The cleaned dataset and the training and testing datasets will be saved in the relevant output directories in this section. For ease of access in later phases of this project, the structure guarantees that all processed data is centralized.

In [None]:
import os

# Define directories for saving cleaned and split datasets
base_dir = "data/processed"
cleaned_data_dir = os.path.join(base_dir, "cleaned")
split_data_dir = os.path.join(base_dir, "split")

# Create directories if they don't already exist
os.makedirs(cleaned_data_dir, exist_ok=True)
os.makedirs(split_data_dir, exist_ok=True)
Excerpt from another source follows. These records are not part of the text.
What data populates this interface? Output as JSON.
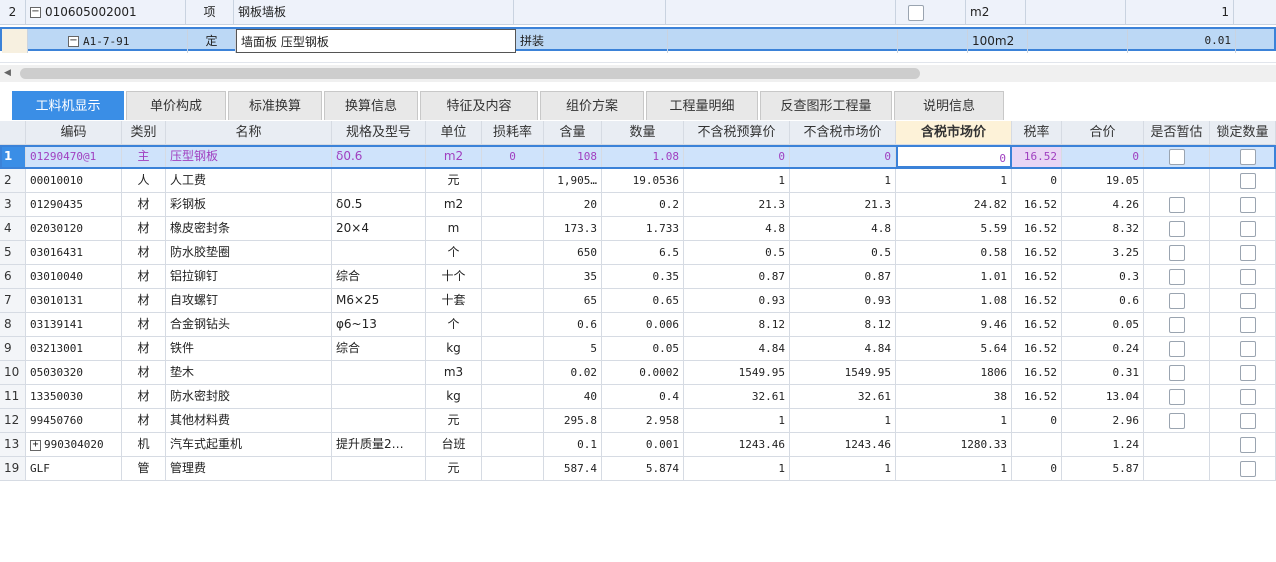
{
  "upper_rows": [
    {
      "row_num": "2",
      "code": "010605002001",
      "type": "项",
      "name": "钢板墙板",
      "desc": "",
      "unit": "m2",
      "qty": "1"
    },
    {
      "row_num": "",
      "code": "A1-7-91",
      "type": "定",
      "name": "墙面板 压型钢板",
      "desc": "拼装",
      "unit": "100m2",
      "qty": "0.01"
    }
  ],
  "tabs": [
    "工料机显示",
    "单价构成",
    "标准换算",
    "换算信息",
    "特征及内容",
    "组价方案",
    "工程量明细",
    "反查图形工程量",
    "说明信息"
  ],
  "columns": [
    "编码",
    "类别",
    "名称",
    "规格及型号",
    "单位",
    "损耗率",
    "含量",
    "数量",
    "不含税预算价",
    "不含税市场价",
    "含税市场价",
    "税率",
    "合价",
    "是否暂估",
    "锁定数量"
  ],
  "rows": [
    {
      "n": "1",
      "code": "01290470@1",
      "cat": "主",
      "name": "压型钢板",
      "spec": "δ0.6",
      "unit": "m2",
      "loss": "0",
      "content": "108",
      "qty": "1.08",
      "budget": "0",
      "market": "0",
      "tax_market": "0",
      "rate": "16.52",
      "total": "0",
      "est": true,
      "lock": true
    },
    {
      "n": "2",
      "code": "00010010",
      "cat": "人",
      "name": "人工费",
      "spec": "",
      "unit": "元",
      "loss": "",
      "content": "1,905…",
      "qty": "19.0536",
      "budget": "1",
      "market": "1",
      "tax_market": "1",
      "rate": "0",
      "total": "19.05",
      "est": false,
      "lock": true
    },
    {
      "n": "3",
      "code": "01290435",
      "cat": "材",
      "name": "彩钢板",
      "spec": "δ0.5",
      "unit": "m2",
      "loss": "",
      "content": "20",
      "qty": "0.2",
      "budget": "21.3",
      "market": "21.3",
      "tax_market": "24.82",
      "rate": "16.52",
      "total": "4.26",
      "est": true,
      "lock": true
    },
    {
      "n": "4",
      "code": "02030120",
      "cat": "材",
      "name": "橡皮密封条",
      "spec": "20×4",
      "unit": "m",
      "loss": "",
      "content": "173.3",
      "qty": "1.733",
      "budget": "4.8",
      "market": "4.8",
      "tax_market": "5.59",
      "rate": "16.52",
      "total": "8.32",
      "est": true,
      "lock": true
    },
    {
      "n": "5",
      "code": "03016431",
      "cat": "材",
      "name": "防水胶垫圈",
      "spec": "",
      "unit": "个",
      "loss": "",
      "content": "650",
      "qty": "6.5",
      "budget": "0.5",
      "market": "0.5",
      "tax_market": "0.58",
      "rate": "16.52",
      "total": "3.25",
      "est": true,
      "lock": true
    },
    {
      "n": "6",
      "code": "03010040",
      "cat": "材",
      "name": "铝拉铆钉",
      "spec": "综合",
      "unit": "十个",
      "loss": "",
      "content": "35",
      "qty": "0.35",
      "budget": "0.87",
      "market": "0.87",
      "tax_market": "1.01",
      "rate": "16.52",
      "total": "0.3",
      "est": true,
      "lock": true
    },
    {
      "n": "7",
      "code": "03010131",
      "cat": "材",
      "name": "自攻螺钉",
      "spec": "M6×25",
      "unit": "十套",
      "loss": "",
      "content": "65",
      "qty": "0.65",
      "budget": "0.93",
      "market": "0.93",
      "tax_market": "1.08",
      "rate": "16.52",
      "total": "0.6",
      "est": true,
      "lock": true
    },
    {
      "n": "8",
      "code": "03139141",
      "cat": "材",
      "name": "合金钢钻头",
      "spec": "φ6~13",
      "unit": "个",
      "loss": "",
      "content": "0.6",
      "qty": "0.006",
      "budget": "8.12",
      "market": "8.12",
      "tax_market": "9.46",
      "rate": "16.52",
      "total": "0.05",
      "est": true,
      "lock": true
    },
    {
      "n": "9",
      "code": "03213001",
      "cat": "材",
      "name": "铁件",
      "spec": "综合",
      "unit": "kg",
      "loss": "",
      "content": "5",
      "qty": "0.05",
      "budget": "4.84",
      "market": "4.84",
      "tax_market": "5.64",
      "rate": "16.52",
      "total": "0.24",
      "est": true,
      "lock": true
    },
    {
      "n": "10",
      "code": "05030320",
      "cat": "材",
      "name": "垫木",
      "spec": "",
      "unit": "m3",
      "loss": "",
      "content": "0.02",
      "qty": "0.0002",
      "budget": "1549.95",
      "market": "1549.95",
      "tax_market": "1806",
      "rate": "16.52",
      "total": "0.31",
      "est": true,
      "lock": true
    },
    {
      "n": "11",
      "code": "13350030",
      "cat": "材",
      "name": "防水密封胶",
      "spec": "",
      "unit": "kg",
      "loss": "",
      "content": "40",
      "qty": "0.4",
      "budget": "32.61",
      "market": "32.61",
      "tax_market": "38",
      "rate": "16.52",
      "total": "13.04",
      "est": true,
      "lock": true
    },
    {
      "n": "12",
      "code": "99450760",
      "cat": "材",
      "name": "其他材料费",
      "spec": "",
      "unit": "元",
      "loss": "",
      "content": "295.8",
      "qty": "2.958",
      "budget": "1",
      "market": "1",
      "tax_market": "1",
      "rate": "0",
      "total": "2.96",
      "est": true,
      "lock": true
    },
    {
      "n": "13",
      "code": "990304020",
      "cat": "机",
      "name": "汽车式起重机",
      "spec": "提升质量2…",
      "unit": "台班",
      "loss": "",
      "content": "0.1",
      "qty": "0.001",
      "budget": "1243.46",
      "market": "1243.46",
      "tax_market": "1280.33",
      "rate": "",
      "total": "1.24",
      "est": false,
      "lock": true,
      "expandable": true
    },
    {
      "n": "19",
      "code": "GLF",
      "cat": "管",
      "name": "管理费",
      "spec": "",
      "unit": "元",
      "loss": "",
      "content": "587.4",
      "qty": "5.874",
      "budget": "1",
      "market": "1",
      "tax_market": "1",
      "rate": "0",
      "total": "5.87",
      "est": false,
      "lock": true
    }
  ],
  "colors": {
    "accent": "#3a8ee6",
    "selected_text": "#a040c0",
    "selected_row": "#cfe3fb",
    "header": "#e9edf3"
  }
}
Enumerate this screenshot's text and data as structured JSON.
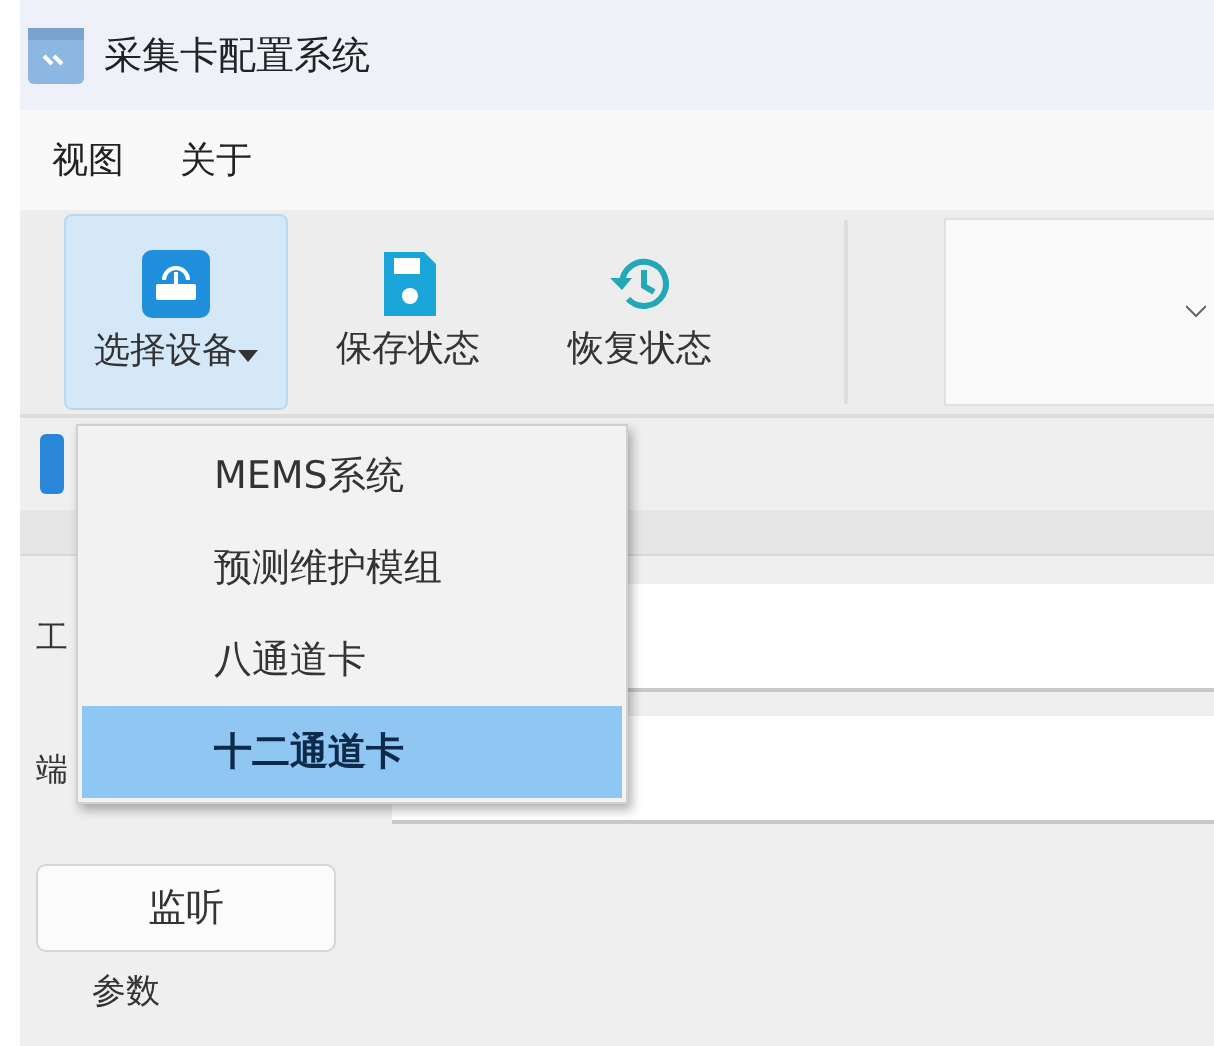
{
  "window": {
    "title": "采集卡配置系统"
  },
  "menu_bar": [
    "视图",
    "关于"
  ],
  "toolbar": [
    {
      "label": "选择设备",
      "dropdown": true,
      "active": true
    },
    {
      "label": "保存状态",
      "dropdown": false,
      "active": false
    },
    {
      "label": "恢复状态",
      "dropdown": false,
      "active": false
    }
  ],
  "device_menu": [
    {
      "label": "MEMS系统",
      "selected": false
    },
    {
      "label": "预测维护模组",
      "selected": false
    },
    {
      "label": "八通道卡",
      "selected": false
    },
    {
      "label": "十二通道卡",
      "selected": true
    }
  ],
  "fields": [
    {
      "label": "工"
    },
    {
      "label": "端"
    }
  ],
  "buttons": [
    "监听"
  ],
  "group": {
    "title": "参数"
  }
}
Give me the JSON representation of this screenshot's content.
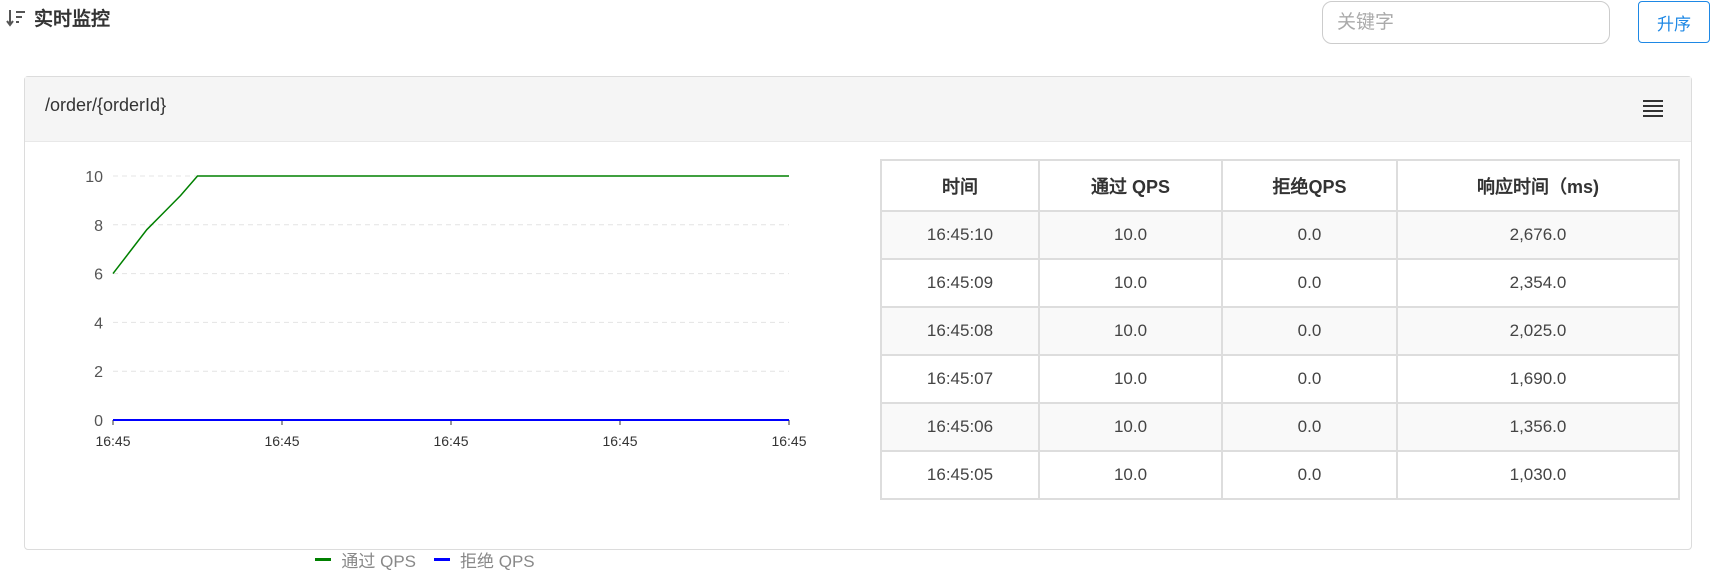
{
  "page": {
    "title": "实时监控",
    "search_placeholder": "关键字",
    "sort_button_label": "升序"
  },
  "panel": {
    "title": "/order/{orderId}",
    "table": {
      "headers": [
        "时间",
        "通过 QPS",
        "拒绝QPS",
        "响应时间（ms)"
      ],
      "rows": [
        [
          "16:45:10",
          "10.0",
          "0.0",
          "2,676.0"
        ],
        [
          "16:45:09",
          "10.0",
          "0.0",
          "2,354.0"
        ],
        [
          "16:45:08",
          "10.0",
          "0.0",
          "2,025.0"
        ],
        [
          "16:45:07",
          "10.0",
          "0.0",
          "1,690.0"
        ],
        [
          "16:45:06",
          "10.0",
          "0.0",
          "1,356.0"
        ],
        [
          "16:45:05",
          "10.0",
          "0.0",
          "1,030.0"
        ]
      ]
    }
  },
  "colors": {
    "pass": "#008000",
    "block": "#0000ff",
    "grid": "#e4e4e4",
    "axis": "#333333",
    "accent": "#1e88e5"
  },
  "icons": {
    "sort": "sort-descending-icon",
    "menu": "hamburger-menu-icon"
  },
  "chart_data": {
    "type": "line",
    "x": [
      0,
      1,
      2,
      3,
      4,
      5,
      6,
      7,
      8,
      9,
      10,
      11,
      12,
      13,
      14,
      15,
      16,
      17,
      18,
      19,
      20,
      21,
      22,
      23,
      24,
      25,
      26,
      27,
      28,
      29,
      30,
      31,
      32,
      33,
      34,
      35,
      36,
      37,
      38,
      39,
      40
    ],
    "xticks": [
      "16:45",
      "16:45",
      "16:45",
      "16:45",
      "16:45"
    ],
    "xlim": [
      0,
      40
    ],
    "ylim": [
      0,
      10
    ],
    "yticks": [
      0,
      2,
      4,
      6,
      8,
      10
    ],
    "grid": true,
    "legend_position": "bottom-center",
    "series": [
      {
        "name": "通过 QPS",
        "values": [
          6,
          6.9,
          7.8,
          8.5,
          9.2,
          10,
          10,
          10,
          10,
          10,
          10,
          10,
          10,
          10,
          10,
          10,
          10,
          10,
          10,
          10,
          10,
          10,
          10,
          10,
          10,
          10,
          10,
          10,
          10,
          10,
          10,
          10,
          10,
          10,
          10,
          10,
          10,
          10,
          10,
          10,
          10
        ]
      },
      {
        "name": "拒绝 QPS",
        "values": [
          0,
          0,
          0,
          0,
          0,
          0,
          0,
          0,
          0,
          0,
          0,
          0,
          0,
          0,
          0,
          0,
          0,
          0,
          0,
          0,
          0,
          0,
          0,
          0,
          0,
          0,
          0,
          0,
          0,
          0,
          0,
          0,
          0,
          0,
          0,
          0,
          0,
          0,
          0,
          0,
          0
        ]
      }
    ]
  }
}
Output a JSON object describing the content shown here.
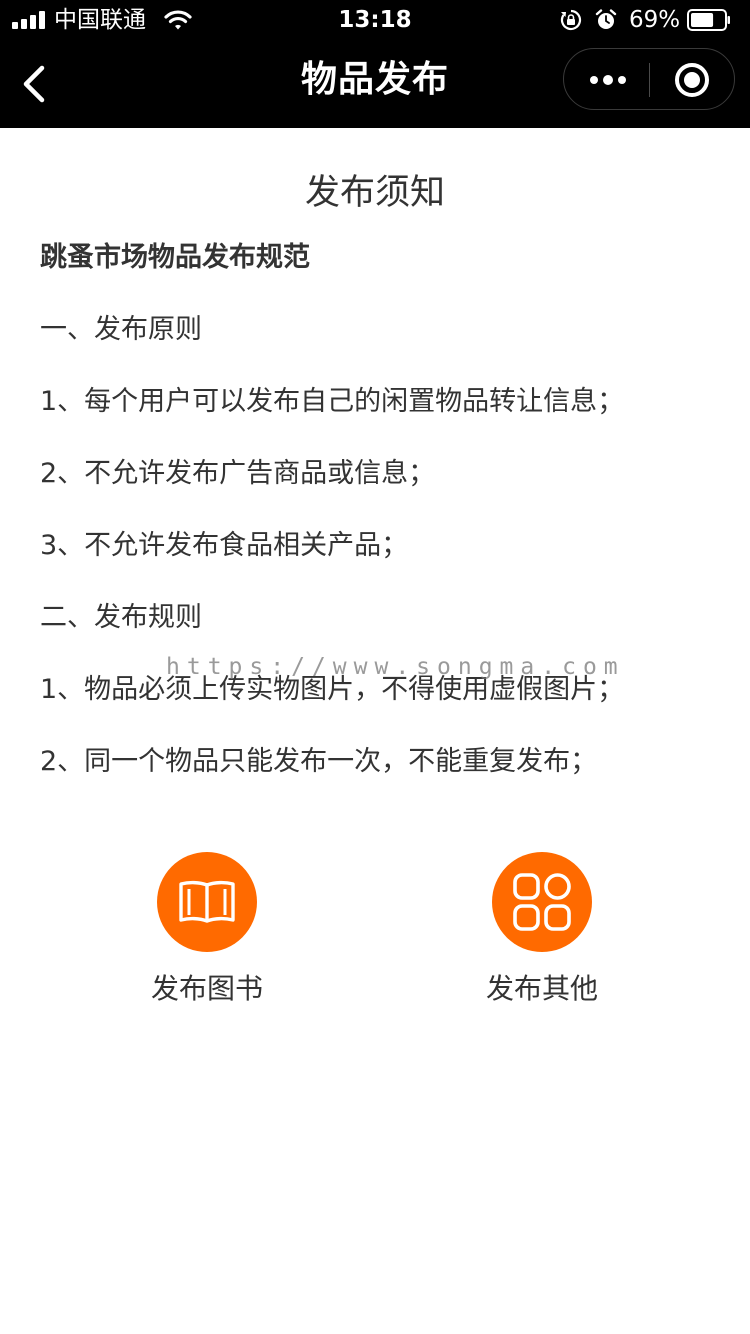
{
  "status_bar": {
    "carrier": "中国联通",
    "time": "13:18",
    "battery_percent": "69%",
    "battery_level": 0.69,
    "icons": [
      "signal-icon",
      "wifi-icon",
      "rotation-lock-icon",
      "alarm-icon",
      "battery-icon"
    ]
  },
  "nav": {
    "title": "物品发布",
    "back_icon": "chevron-left-icon",
    "more_icon": "more-dots-icon",
    "close_icon": "record-circle-icon"
  },
  "notice": {
    "heading": "发布须知",
    "subtitle": "跳蚤市场物品发布规范",
    "lines": [
      "一、发布原则",
      "1、每个用户可以发布自己的闲置物品转让信息；",
      "2、不允许发布广告商品或信息；",
      "3、不允许发布食品相关产品；",
      "二、发布规则",
      "1、物品必须上传实物图片，不得使用虚假图片；",
      "2、同一个物品只能发布一次，不能重复发布；"
    ]
  },
  "watermark": "https://www.songma.com",
  "actions": [
    {
      "label": "发布图书",
      "icon": "open-book-icon"
    },
    {
      "label": "发布其他",
      "icon": "grid-apps-icon"
    }
  ],
  "colors": {
    "accent": "#ff6a00",
    "bar_background": "#000000",
    "text": "#333333"
  }
}
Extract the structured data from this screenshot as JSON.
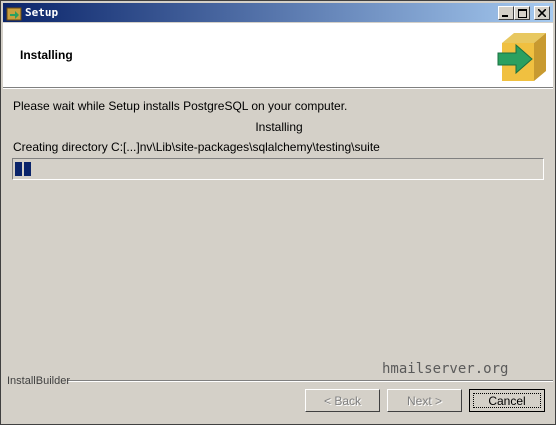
{
  "window": {
    "title": "Setup",
    "controls": {
      "minimize": "_",
      "maximize": "□",
      "close": "X"
    }
  },
  "header": {
    "title": "Installing",
    "icon": "installer-arrow-box-icon"
  },
  "body": {
    "message": "Please wait while Setup installs PostgreSQL on your computer.",
    "status": "Installing",
    "detail": "Creating directory C:[...]nv\\Lib\\site-packages\\sqlalchemy\\testing\\suite",
    "progress_fraction": 0.04
  },
  "watermark": "hmailserver.org",
  "footer": {
    "brand": "InstallBuilder",
    "buttons": {
      "back": "< Back",
      "next": "Next >",
      "cancel": "Cancel"
    }
  },
  "colors": {
    "titlebar_start": "#0a246a",
    "titlebar_end": "#a6caf0",
    "progress_block": "#0a246a",
    "face": "#d4d0c8"
  }
}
# Saving cleaned data to the specified directory
cleaned_data_file = os.path.join(cleaned_data_dir, "house_prices_cleaned.csv")
df_cleaned.to_csv(cleaned_data_file, index=False)
print(f"Cleaned dataset saved at: {cleaned_data_file}")

# Saving split datasets (train and test) to the specified directory
train_data_paths = {
    'X_train': os.path.join(split_data_dir, "X_train.csv"),
    'y_train': os.path.join(split_data_dir, "y_train.csv"),
    'X_test': os.path.join(split_data_dir, "X_test.csv"),
    'y_test': os.path.join(split_data_dir, "y_test.csv")
}

# Save the datasets to the respective paths
X_train.to_csv(train_data_paths['X_train'], index=False)
y_train.to_csv(train_data_paths['y_train'], index=False)
X_test.to_csv(train_data_paths['X_test'], index=False)
y_test.to_csv(train_data_paths['y_test'], index=False)

print(f"Training and testing datasets have been saved to: {split_data_dir}")


## Conclusion and Next Steps

**Summary:**
- Explored, cleaned, and preprocessed the house prices dataset.
- Strategically imputed missing values.
- Removed duplicate entries and ensured data consistency.
- Split the dataset into training and testing subsets.
- Saved processed datasets for future model development.

**Next Steps:**
- To perform Feature Engineering and Transformation.
- Train baseline regression models.
- Conduct hyperparameter tuning for optimization.
- Evaluate model performance and identify key drivers that impact house prices.